The shredding of ideal is intimated to us every day – the headlines announcing that yet another Muslim has been pummeled for ferrying cattle, the WhatsApp videos depicting Muslims being compelled to chant Jai Sri Ram, their demonisation through a comprehensive rewriting of history textbooks, inter-religious relationships given the veneer of jihad, and the tormentors of Muslim women posing as their liberators from the shackles of triple talaq. You could just go on and on.

What distinguishes living in the years before 1992 and thereafter is that the degree of separateness never wanes. It doesn’t even remain static at the degree measured yesterday. Regardless of how many hearts beat in unison, the Muslim heart certainly skips a beat at every victory of the BJP.

This is because you know that even the abnormal will not become the new normal, but will keep getting redefined to produce a more pathological version every passing month. You and I will wonder who among our school and college mates from the pre-1992 days have succumbed to the pathology of our time. This pathology introduces into our past a virus which can wipe clean from our memory the images of innocence, and togetherness, and love.

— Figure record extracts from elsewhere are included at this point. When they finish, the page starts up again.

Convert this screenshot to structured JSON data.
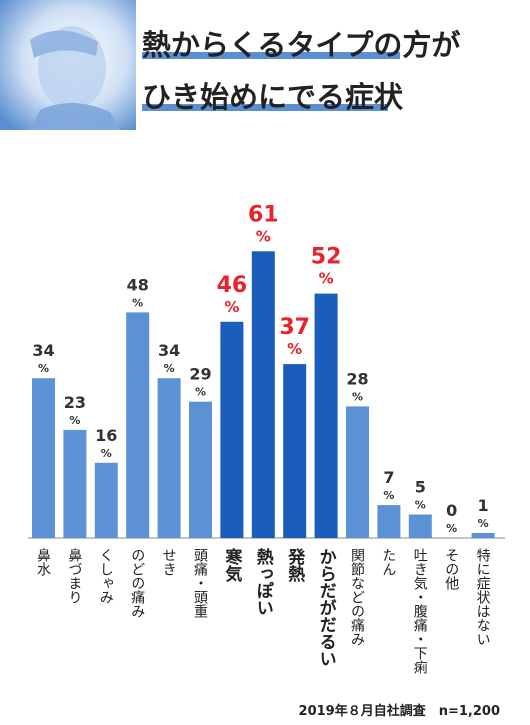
{
  "header": {
    "title_line1": "熱からくるタイプの方が",
    "title_line2": "ひき始めにでる症状"
  },
  "chart_data": {
    "type": "bar",
    "categories": [
      "鼻水",
      "鼻づまり",
      "くしゃみ",
      "のどの痛み",
      "せき",
      "頭痛・頭重",
      "寒気",
      "熱っぽい",
      "発熱",
      "からだがだるい",
      "関節などの痛み",
      "たん",
      "吐き気・腹痛・下痢",
      "その他",
      "特に症状はない"
    ],
    "values": [
      34,
      23,
      16,
      48,
      34,
      29,
      46,
      61,
      37,
      52,
      28,
      7,
      5,
      0,
      1
    ],
    "highlighted": [
      false,
      false,
      false,
      false,
      false,
      false,
      true,
      true,
      true,
      true,
      false,
      false,
      false,
      false,
      false
    ],
    "unit": "%",
    "colors": {
      "normal": "#5b92d6",
      "highlight": "#1a5dbb",
      "highlight_text": "#e8232a",
      "normal_text": "#333333"
    }
  },
  "footnote": "2019年８月自社調査　n=1,200"
}
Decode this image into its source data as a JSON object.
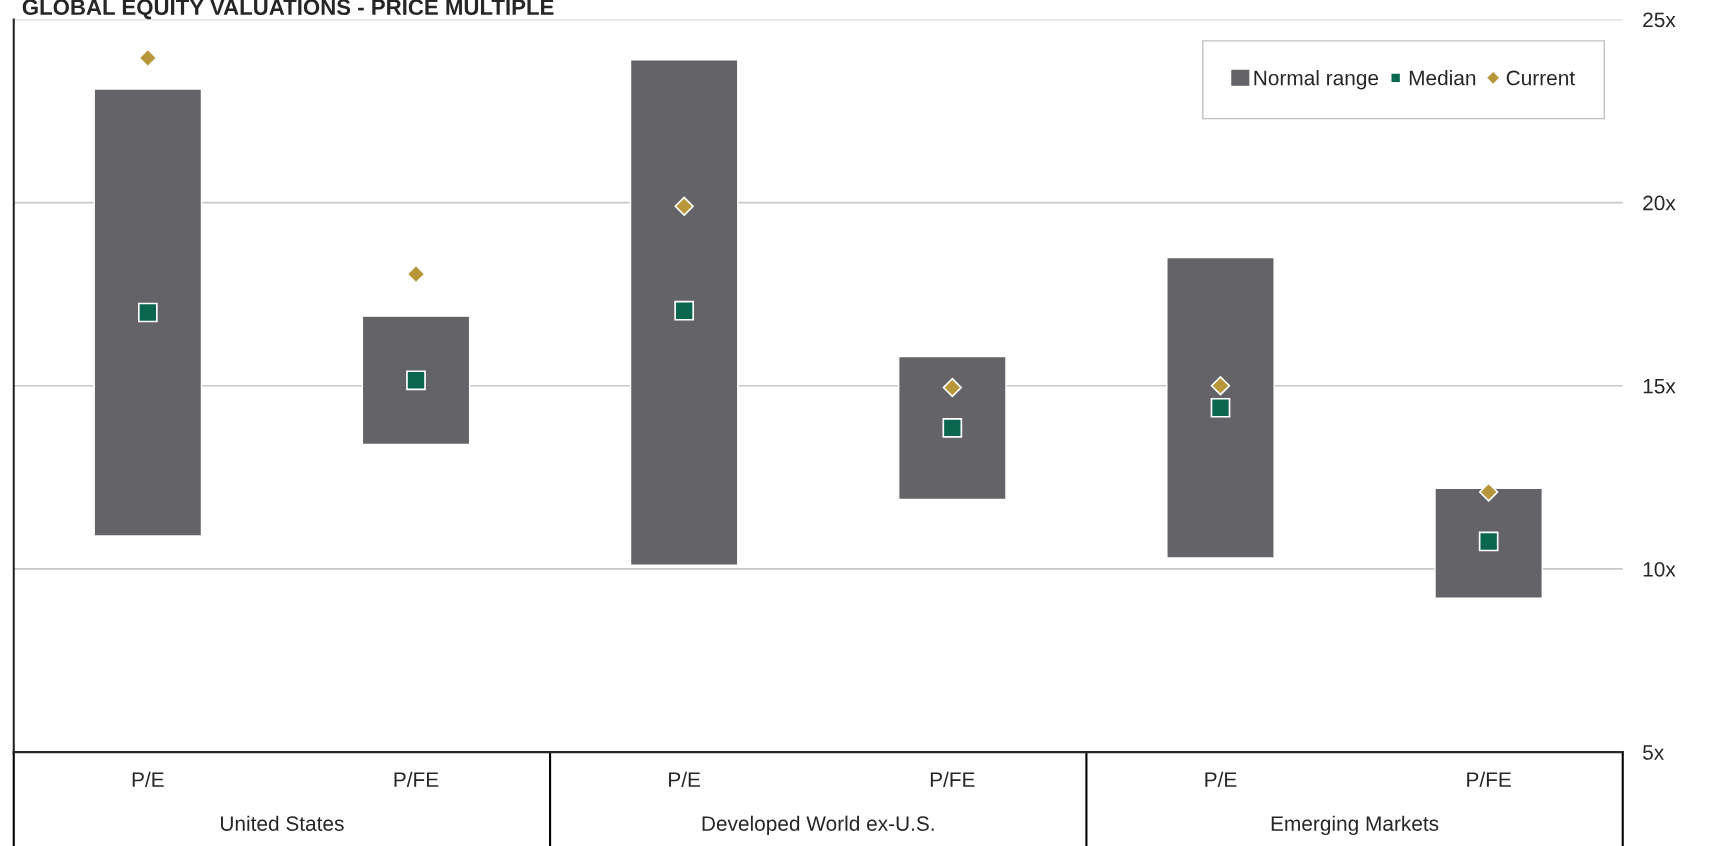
{
  "chart_data": {
    "type": "bar",
    "title": "GLOBAL EQUITY VALUATIONS - PRICE MULTIPLE",
    "categories": [
      "P/E",
      "P/FE",
      "P/E",
      "P/FE",
      "P/E",
      "P/FE"
    ],
    "annotations": [
      "United States",
      "Developed World ex-U.S.",
      "Emerging Markets"
    ],
    "series": [
      {
        "name": "Normal range",
        "color": "#646367",
        "base": [
          10.9,
          13.4,
          10.1,
          11.9,
          10.3,
          9.2
        ],
        "values": [
          12.2,
          3.5,
          13.8,
          3.9,
          8.2,
          3.0
        ]
      },
      {
        "name": "Median",
        "type": "scatter",
        "marker": "square",
        "color": "#0b6650",
        "values": [
          17.0,
          15.15,
          17.05,
          13.85,
          14.4,
          10.75
        ]
      },
      {
        "name": "Current",
        "type": "scatter",
        "marker": "diamond",
        "color": "#b8963a",
        "values": [
          23.95,
          18.05,
          19.9,
          14.95,
          15.0,
          12.1
        ]
      }
    ],
    "ylim": [
      5,
      25
    ],
    "yticks": [
      {
        "value": 5,
        "label": "5x"
      },
      {
        "value": 10,
        "label": "10x"
      },
      {
        "value": 15,
        "label": "15x"
      },
      {
        "value": 20,
        "label": "20x"
      },
      {
        "value": 25,
        "label": "25x"
      }
    ],
    "grid": "y",
    "legend": "top right"
  }
}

We will then forget our past selves and believe we are today what we were yesterday, that it is normal to be separated from each other by the line of hatred. It is this apprehension that makes me wonder what a Union Minister in the Modi government who was my classmate in a Jesuit school we studied in Patna thinks of Hindtuva foot soldiers bashing up padres in India’s outback.

(Ajaz Ashraf is a journalist in Delhi. His novel, The Hour Before Dawn, has as its backdrop the demolition of the Babri Masjid).